An hour or so later, Hitch stood with Elana, Barnaby, and Kathy in Elana’s lab staring at vials of blood. Elana and Barnaby were explaining exactly how they were going to extract the ERAM virus from his body. They were not talking about a normal blood donation. Elana made it clear that it was more akin to a chemically induced bilateral transfusion that sometimes causes the body’s DNA to creep up or down its chain. That caused both Hitch and Kathy to recoil.

“You will be injected with a substance that isolates the virus without harming ...” Elana started to explain but was interrupted by Barnaby.

“Enough! We will monitor all your critical organs, I promise, but we must move

on.”

“But he needs to know the risk,” Elana snapped. For a moment the room went silent, as if Barnaby didn’t want to say what the risk was, as if Kathy didn’t what to know. But Hitch wanted to know.

Elana finally spoke up. “It could trigger the onset of the Click.”

“Jesus! That wasn’t something Hitch had expected. “What are the odds?”

“There’s a twenty-five percent chance …”

“A pretty good bet then,” Hitch said.

“That the Click won’t trigger but of course most of this is speculation since there’s really no data to support any real prediction.”

“There’s something else,” Barnaby said, almost in a whisper. “We suspect you may have a rare DNA mutation that somehow coupled itself with the virus you carry. Probably helped make you a Beater... and pass it on. For sure it explains why you look decades younger than your actual age, and that could …”

“Kill me.”

This time Elana recoiled. Hitch turned to her. “So, the odds of living through this at all are stacked against me... but if I make it... what? I’ll look like I’m your grandfather?”

That was enough. Elana put a stop to the discussion. Hitch could only imagine how somber he looked. Elana reached for his hand. He sighed. Elana and Barnaby shared a look of concern. Kathy turned away from them, edged to the window.

“My God!”

Hitch walked out leaving all three to wallow in the wake of all the dire possibilities. He wasn’t going to show weakness.
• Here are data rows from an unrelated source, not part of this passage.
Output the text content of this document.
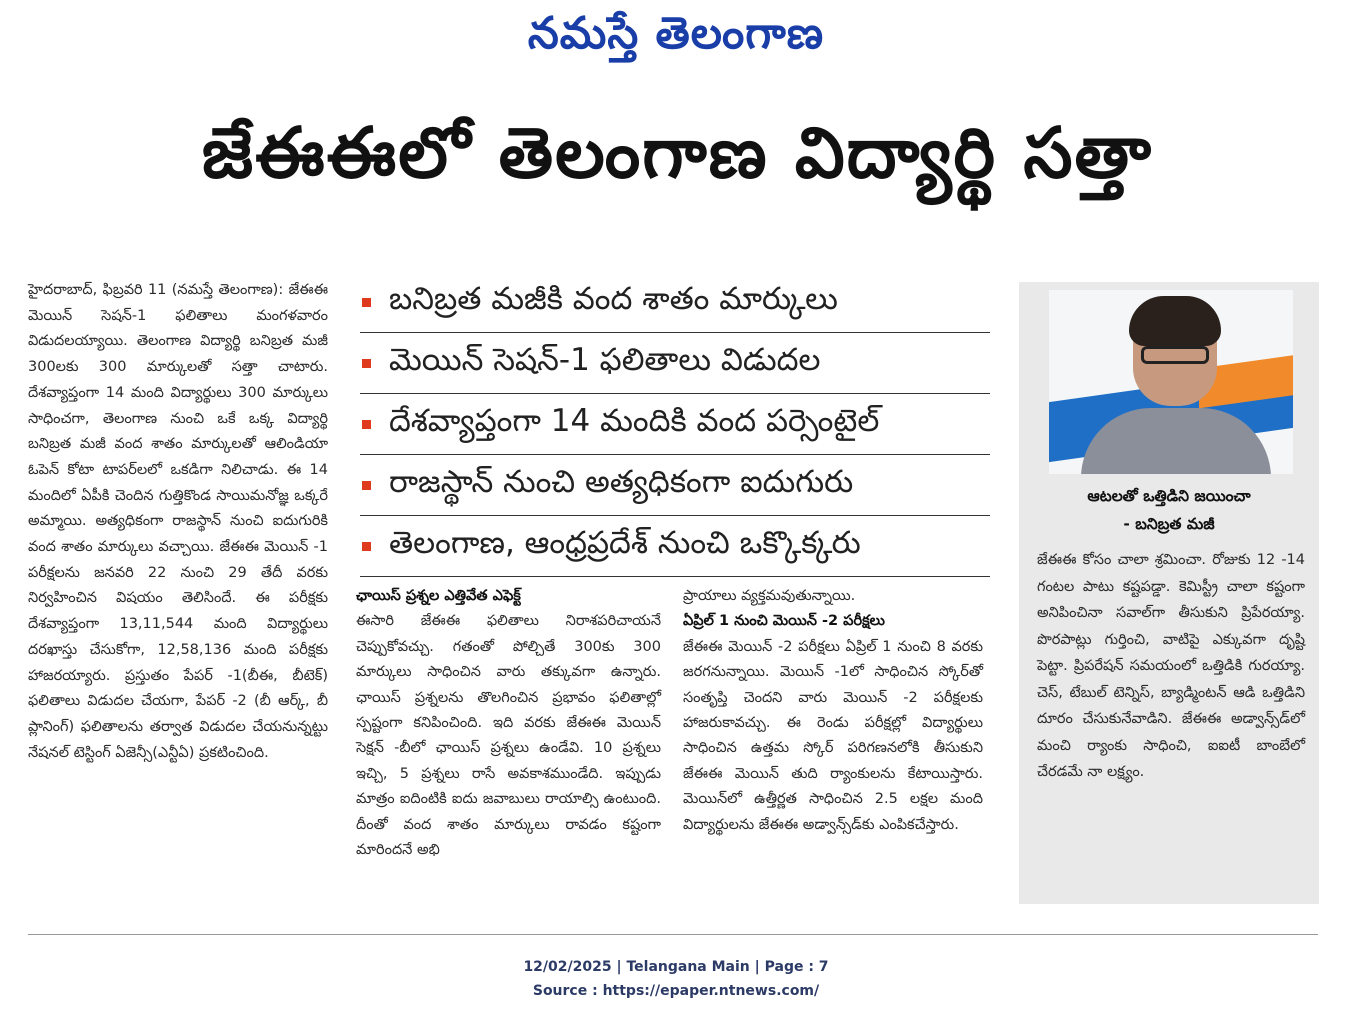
నమస్తే తెలంగాణ
జేఈఈలో తెలంగాణ విద్యార్థి సత్తా
హైదరాబాద్, ఫిబ్రవరి 11 (నమస్తే తెలంగాణ): జేఈఈ మెయిన్ సెషన్-1 ఫలితాలు మంగళవారం విడుదలయ్యాయి. తెలంగాణ విద్యార్థి బనిబ్రత మజీ 300లకు 300 మార్కులతో సత్తా చాటారు. దేశవ్యాప్తంగా 14 మంది విద్యార్థులు 300 మార్కులు సాధించగా, తెలంగాణ నుంచి ఒకే ఒక్క విద్యార్థి బనిబ్రత మజీ వంద శాతం మార్కులతో ఆలిండియా ఓపెన్ కోటా టాపర్‌లలో ఒకడిగా నిలిచాడు. ఈ 14 మందిలో ఏపీకి చెందిన గుత్తికొండ సాయిమనోజ్ఞ ఒక్కరే అమ్మాయి. అత్యధికంగా రాజస్థాన్ నుంచి ఐదుగురికి వంద శాతం మార్కులు వచ్చాయి. జేఈఈ మెయిన్ -1 పరీక్షలను జనవరి 22 నుంచి 29 తేదీ వరకు నిర్వహించిన విషయం తెలిసిందే. ఈ పరీక్షకు దేశవ్యాప్తంగా 13,11,544 మంది విద్యార్థులు దరఖాస్తు చేసుకోగా, 12,58,136 మంది పరీక్షకు హాజరయ్యారు. ప్రస్తుతం పేపర్ -1(బీఈ, బీటెక్) ఫలితాలు విడుదల చేయగా, పేపర్ -2 (బీ ఆర్క్, బీ ప్లానింగ్) ఫలితాలను తర్వాత విడుదల చేయనున్నట్టు నేషనల్ టెస్టింగ్ ఏజెన్సీ(ఎన్టీఏ) ప్రకటించింది.
బనిబ్రత మజీకి వంద శాతం మార్కులు
మెయిన్ సెషన్-1 ఫలితాలు విడుదల
దేశవ్యాప్తంగా 14 మందికి వంద పర్సెంటైల్
రాజస్థాన్ నుంచి అత్యధికంగా ఐదుగురు
తెలంగాణ, ఆంధ్రప్రదేశ్ నుంచి ఒక్కొక్కరు
ఛాయిస్ ప్రశ్నల ఎత్తివేత ఎఫెక్ట్
ఈసారి జేఈఈ ఫలితాలు నిరాశపరిచాయనే చెప్పుకోవచ్చు. గతంతో పోల్చితే 300కు 300 మార్కులు సాధించిన వారు తక్కువగా ఉన్నారు. ఛాయిస్ ప్రశ్నలను తొలగించిన ప్రభావం ఫలితాల్లో స్పష్టంగా కనిపించింది. ఇది వరకు జేఈఈ మెయిన్ సెక్షన్ -బీలో ఛాయిస్ ప్రశ్నలు ఉండేవి. 10 ప్రశ్నలు ఇచ్చి, 5 ప్రశ్నలు రాసే అవకాశముండేది. ఇప్పుడు మాత్రం ఐదింటికి ఐదు జవాబులు రాయాల్సి ఉంటుంది. దీంతో వంద శాతం మార్కులు రావడం కష్టంగా మారిందనే అభి
ప్రాయాలు వ్యక్తమవుతున్నాయి.
ఏప్రిల్ 1 నుంచి మెయిన్ -2 పరీక్షలు
జేఈఈ మెయిన్ -2 పరీక్షలు ఏప్రిల్ 1 నుంచి 8 వరకు జరగనున్నాయి. మెయిన్ -1లో సాధించిన స్కోర్‌తో సంతృప్తి చెందని వారు మెయిన్ -2 పరీక్షలకు హాజరుకావచ్చు. ఈ రెండు పరీక్షల్లో విద్యార్థులు సాధించిన ఉత్తమ స్కోర్ పరిగణనలోకి తీసుకుని జేఈఈ మెయిన్ తుది ర్యాంకులను కేటాయిస్తారు. మెయిన్‌లో ఉత్తీర్ణత సాధించిన 2.5 లక్షల మంది విద్యార్థులను జేఈఈ అడ్వాన్స్‌డ్‌కు ఎంపికచేస్తారు.
ఆటలతో ఒత్తిడిని జయించా
- బనిబ్రత మజీ
జేఈఈ కోసం చాలా శ్రమించా. రోజుకు 12 -14 గంటల పాటు కష్టపడ్డా. కెమిస్ట్రీ చాలా కష్టంగా అనిపించినా సవాల్‌గా తీసుకుని ప్రిపేరయ్యా. పొరపాట్లు గుర్తించి, వాటిపై ఎక్కువగా దృష్టి పెట్టా. ప్రిపరేషన్ సమయంలో ఒత్తిడికి గురయ్యా. చెస్, టేబుల్ టెన్నిస్, బ్యాడ్మింటన్ ఆడి ఒత్తిడిని దూరం చేసుకునేవాడిని. జేఈఈ అడ్వాన్స్‌డ్‌లో మంచి ర్యాంకు సాధించి, ఐఐటీ బాంబేలో చేరడమే నా లక్ష్యం.
12/02/2025 | Telangana Main | Page : 7
Source : https://epaper.ntnews.com/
He was after all Oliver Hitchcock, a Beater, a man with a body and mind of a much younger man. He kept repeating that as he marched down the hall passing lab workers who greeted him kindly. He acknowledged them with a nod but his eyes never wavered from a blank straight-ahead stare.

He entered the restroom and was greeted there by lines of white porcelain sinks under one continuous mirror and immediately lost his bravado. A DanSheban around sixty in a lab coat was washing his hands. Hitch slinked away to the furthest sink and bent over, gripping the porcelain as if its cold surface would somehow chill the anxiety that held captive all the muscles in his body.
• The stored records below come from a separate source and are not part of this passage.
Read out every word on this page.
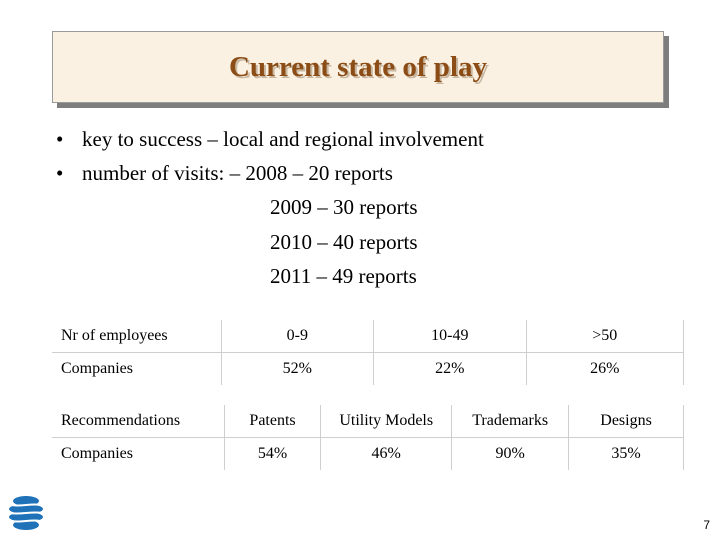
Current state of play
• key to success – local and regional involvement
• number of visits: – 2008 – 20 reports
2009 – 30 reports
2010 – 40 reports
2011 – 49 reports
Nr of employees	0-9	10-49	>50
Companies	52%	22%	26%
Recommendations	Patents	Utility Models	Trademarks	Designs
Companies	54%	46%	90%	35%
7
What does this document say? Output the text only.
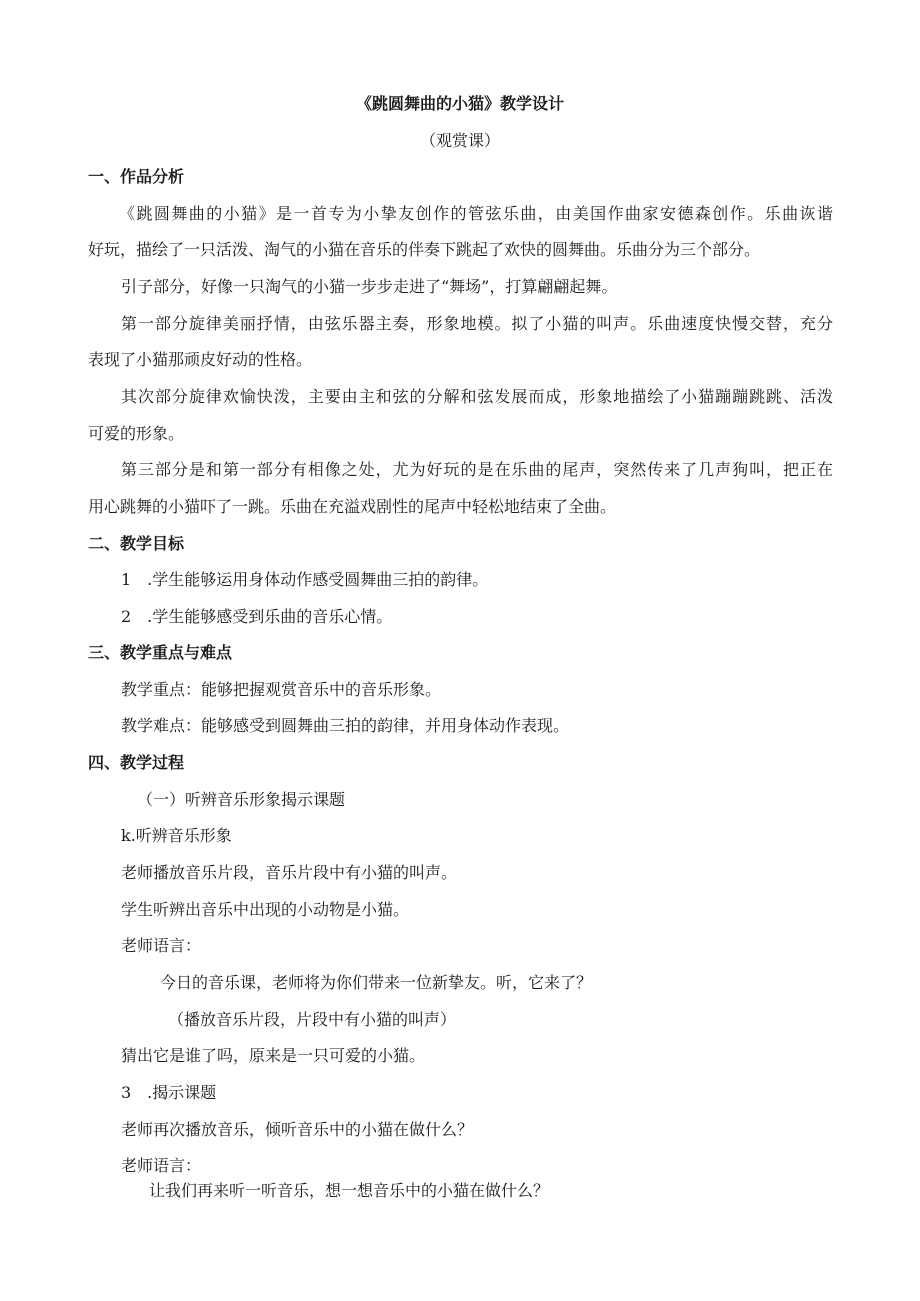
《跳圆舞曲的小猫》教学设计
（观赏课）
一、作品分析
《跳圆舞曲的小猫》是一首专为小挚友创作的管弦乐曲，由美国作曲家安德森创作。乐曲诙谐
好玩，描绘了一只活泼、淘气的小猫在音乐的伴奏下跳起了欢快的圆舞曲。乐曲分为三个部分。
引子部分，好像一只淘气的小猫一步步走进了“舞场”，打算翩翩起舞。
第一部分旋律美丽抒情，由弦乐器主奏，形象地模。拟了小猫的叫声。乐曲速度快慢交替，充分
表现了小猫那顽皮好动的性格。
其次部分旋律欢愉快泼，主要由主和弦的分解和弦发展而成，形象地描绘了小猫蹦蹦跳跳、活泼
可爱的形象。
第三部分是和第一部分有相像之处，尤为好玩的是在乐曲的尾声，突然传来了几声狗叫，把正在
用心跳舞的小猫吓了一跳。乐曲在充溢戏剧性的尾声中轻松地结束了全曲。
二、教学目标
1　.学生能够运用身体动作感受圆舞曲三拍的韵律。
2　.学生能够感受到乐曲的音乐心情。
三、教学重点与难点
教学重点：能够把握观赏音乐中的音乐形象。
教学难点：能够感受到圆舞曲三拍的韵律，并用身体动作表现。
四、教学过程
（一）听辨音乐形象揭示课题
k.听辨音乐形象
老师播放音乐片段，音乐片段中有小猫的叫声。
学生听辨出音乐中出现的小动物是小猫。
老师语言：
今日的音乐课，老师将为你们带来一位新挚友。听，它来了？
（播放音乐片段，片段中有小猫的叫声）
猜出它是谁了吗，原来是一只可爱的小猫。
3　.揭示课题
老师再次播放音乐，倾听音乐中的小猫在做什么？
老师语言：
让我们再来听一听音乐，想一想音乐中的小猫在做什么？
The DanSheban looked over. “Are you okay, Mr. Hitchcock?” Hitch started to nod when he saw Kathy burst through the door. “Dad?” She gestured for the DanSheban to go and he quickly complied.

Hitch remained at the sink, trying to ignore her. She approached and stood next to him. From the corner of one eye he could see her gaze fixed on his image in the mirror.
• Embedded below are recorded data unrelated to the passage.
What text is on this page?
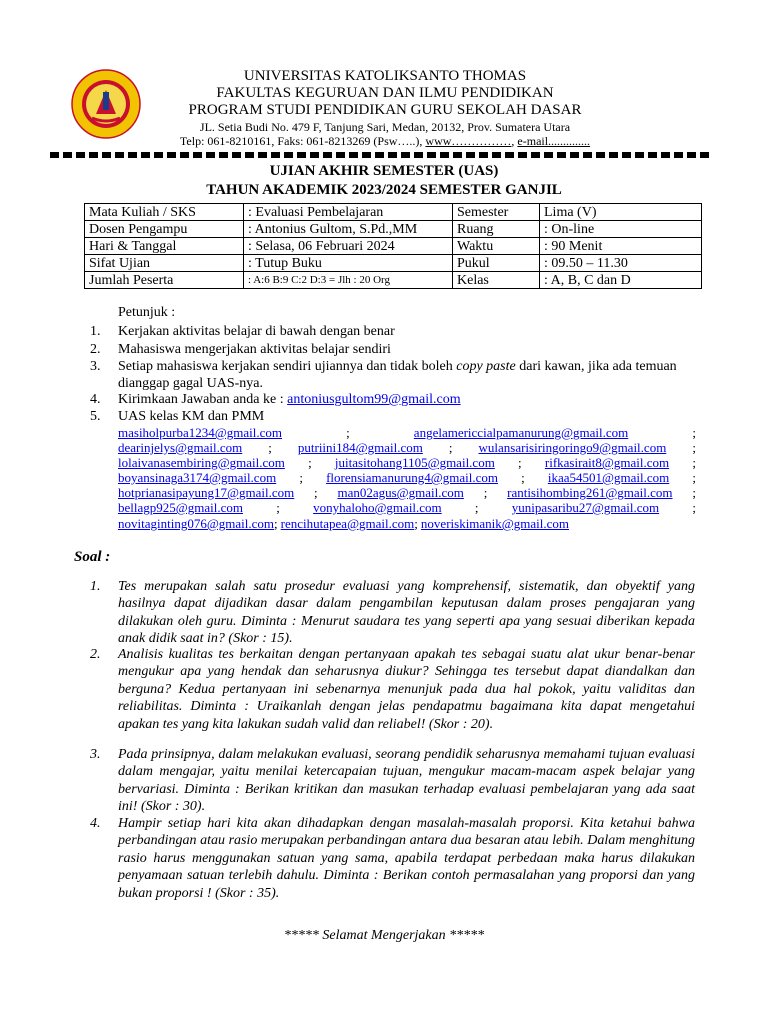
UNIVERSITAS KATOLIKSANTO THOMAS
FAKULTAS KEGURUAN DAN ILMU PENDIDIKAN
PROGRAM STUDI PENDIDIKAN GURU SEKOLAH DASAR
JL. Setia Budi No. 479 F, Tanjung Sari, Medan, 20132, Prov. Sumatera Utara
Telp: 061-8210161, Faks: 061-8213269 (Psw…..), www……………, e-mail..............
UJIAN AKHIR SEMESTER (UAS)
TAHUN AKADEMIK 2023/2024 SEMESTER GANJIL
Mata Kuliah / SKS	: Evaluasi Pembelajaran	Semester	Lima (V)
Dosen Pengampu	: Antonius Gultom, S.Pd.,MM	Ruang	: On-line
Hari & Tanggal	: Selasa, 06 Februari 2024	Waktu	: 90 Menit
Sifat Ujian	: Tutup Buku	Pukul	: 09.50 – 11.30
Jumlah Peserta	: A:6 B:9 C:2 D:3 = Jlh : 20 Org	Kelas	: A, B, C dan D
Petunjuk :
1. Kerjakan aktivitas belajar di bawah dengan benar
2. Mahasiswa mengerjakan aktivitas belajar sendiri
3. Setiap mahasiswa kerjakan sendiri ujiannya dan tidak boleh copy paste dari kawan, jika ada temuan dianggap gagal UAS-nya.
4. Kirimkaan Jawaban anda ke : antoniusgultom99@gmail.com
5. UAS kelas KM dan PMM
masiholpurba1234@gmail.com	;	angelamericcialpamanurung@gmail.com	;
dearinjelys@gmail.com ; putriini184@gmail.com ; wulansarisiringoringo9@gmail.com ;
lolaivanasembiring@gmail.com ; juitasitohang1105@gmail.com ; rifkasirait8@gmail.com ;
boyansinaga3174@gmail.com ; florensiamanurung4@gmail.com ; ikaa54501@gmail.com ;
hotprianasipayung17@gmail.com ; man02agus@gmail.com ; rantisihombing261@gmail.com ;
bellagp925@gmail.com	;	vonyhaloho@gmail.com	;	yunipasaribu27@gmail.com	;
novitaginting076@gmail.com ; rencihutapea@gmail.com ; noveriskimanik@gmail.com
Soal :
1. Tes merupakan salah satu prosedur evaluasi yang komprehensif, sistematik, dan obyektif yang hasilnya dapat dijadikan dasar dalam pengambilan keputusan dalam proses pengajaran yang dilakukan oleh guru. Diminta : Menurut saudara tes yang seperti apa yang sesuai diberikan kepada anak didik saat in? (Skor : 15).
2. Analisis kualitas tes berkaitan dengan pertanyaan apakah tes sebagai suatu alat ukur benar-benar mengukur apa yang hendak dan seharusnya diukur? Sehingga tes tersebut dapat diandalkan dan berguna? Kedua pertanyaan ini sebenarnya menunjuk pada dua hal pokok, yaitu validitas dan reliabilitas. Diminta : Uraikanlah dengan jelas pendapatmu bagaimana kita dapat mengetahui apakan tes yang kita lakukan sudah valid dan reliabel! (Skor : 20).
3. Pada prinsipnya, dalam melakukan evaluasi, seorang pendidik seharusnya memahami tujuan evaluasi dalam mengajar, yaitu menilai ketercapaian tujuan, mengukur macam-macam aspek belajar yang bervariasi. Diminta : Berikan kritikan dan masukan terhadap evaluasi pembelajaran yang ada saat ini! (Skor : 30).
4. Hampir setiap hari kita akan dihadapkan dengan masalah-masalah proporsi. Kita ketahui bahwa perbandingan atau rasio merupakan perbandingan antara dua besaran atau lebih. Dalam menghitung rasio harus menggunakan satuan yang sama, apabila terdapat perbedaan maka harus dilakukan penyamaan satuan terlebih dahulu. Diminta : Berikan contoh permasalahan yang proporsi dan yang bukan proporsi ! (Skor : 35).
***** Selamat Mengerjakan *****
“My God! You’re not going through with it!”

She might as well have been speaking in a language he was only slightly familiar with. He understood the tone of her accusations but couldn’t quite process the words.

“I’m ... I don’t know …”

He could feel her swing him around. SLAP, across the face. He heard it. He saw it.

But at that moment he could feel nothing.

“How can you even look at yourself?”

Again he couldn’t process the accusation and didn’t respond, causing her to stomp towards the door. She stopped and turned. “The invincible CIA spy and lady’s man, adulterer I might add ... too damn scared to save his daughter’s son.”

“He’s my grandson too.”

“By default and that’s the truth.”

He turned away hoping she would leave, hoping he could be alone, wishing he was on another planet.

“I knew you were a carrier. Ralph Delahunt told me. So what?

So what! So what! First OJ, now Christopher” Hitch could hardly process those two words. He turned back to his daughter. “You have no idea what it’s like … to know …”

“Well, you have the chance to make things right. If not for us … for Mother.” Before that admonition had a chance to cut through him, she was gone.

Hitch turned back to the sink and focused hard on the man in the mirror.